Yes, it's been a while since I've posted. My bad. Lots of travel in various permutations of business and pleasure and the organizational wreckage that comes from such. (Intel Developer Forum in San Francisco, hiking around Mt. Shasta and Point Reyes, Sun's "Galaxy" launch in NY, etc.) But I'm more or less dug out now.
To me, one of the more interesting aspects of the iPod nano announcement was that it's replacing the mini in Apple's product line--and thereby, in a single stroke, shifting a huge chunk of portable MP3 player volumes from disk to flash. (The iPod mini uses a hard disk while the nano uses flash memory.) Does this presage even more shifts from spinning steel to silicon?
The short answer is probably yes. The longer one is a bit more complicated.
Certainly it's hard to see the shift as anything but a complete one for many, many years to come. This post by Illuminata colleague Tom Deane gives some of the reasons. Price per bit is one big issue. Limited read/write cycles are another. Just as tape continues to exist alongside disks, disks will continue to exist alongside flash.

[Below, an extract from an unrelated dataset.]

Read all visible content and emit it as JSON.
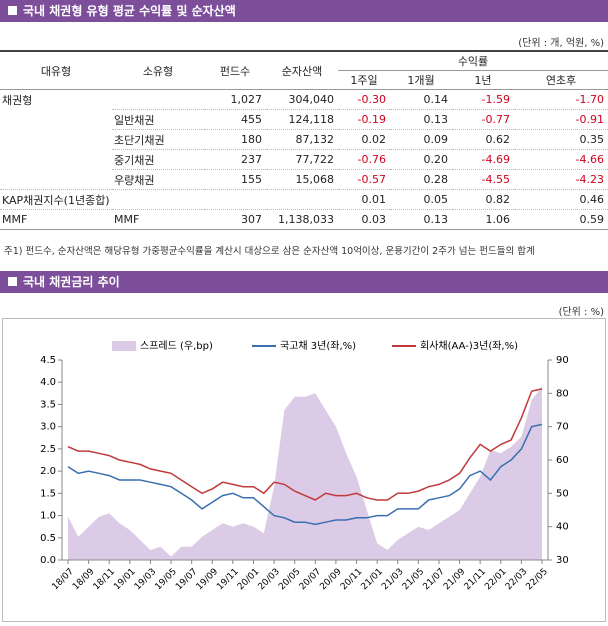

However, flash is well on its way to eclipsing disk for most really portable applications. Advantages like size, ruggedness, and lower power trump somewhat higher per-bit costs for the most part. The nano's a classic case study of the tradeoffs. Apple's taken the somewhat daring move of replacing its wildly popular mini with a device that's more expensive per capacity today. It's betting that the svelteness and longer batter life of the nano make up for giving up storage. One can reasonably argue with the timing; I would probably disagree, but it's a plausible argument that Apple could have waited until some price crossover point was reached. But there can be little dispute that flash continues to take over disk territory in these handheld (and smaller) devices.
That's because Moore's Law is outpacing usage models. Human hearing isn't getting better. We're not better able to watch movies on a small LCD screen. Useful digital photo resolution ahsn't plateaued yet but it's probably getting close. In other words, we're rapidly moving towards points where additional capacity in many types of devices becomes less and less important relative to other characteristics such as lightness of weight. As flash memories rapidly head into the multi-GB range, the size and number of MP3 files aren't increasing apace.
The replacement of disk by flash is one implication of these intersecting curves. Another is that silicon technology will increasingly not be a factor in how many functions can be crammed into a single device. Which isn't to say that everything will be. There are certainly user interface issues (which Apple can probably solve as well as anyone) as well as more subtle and less rationalist issues of style and brand.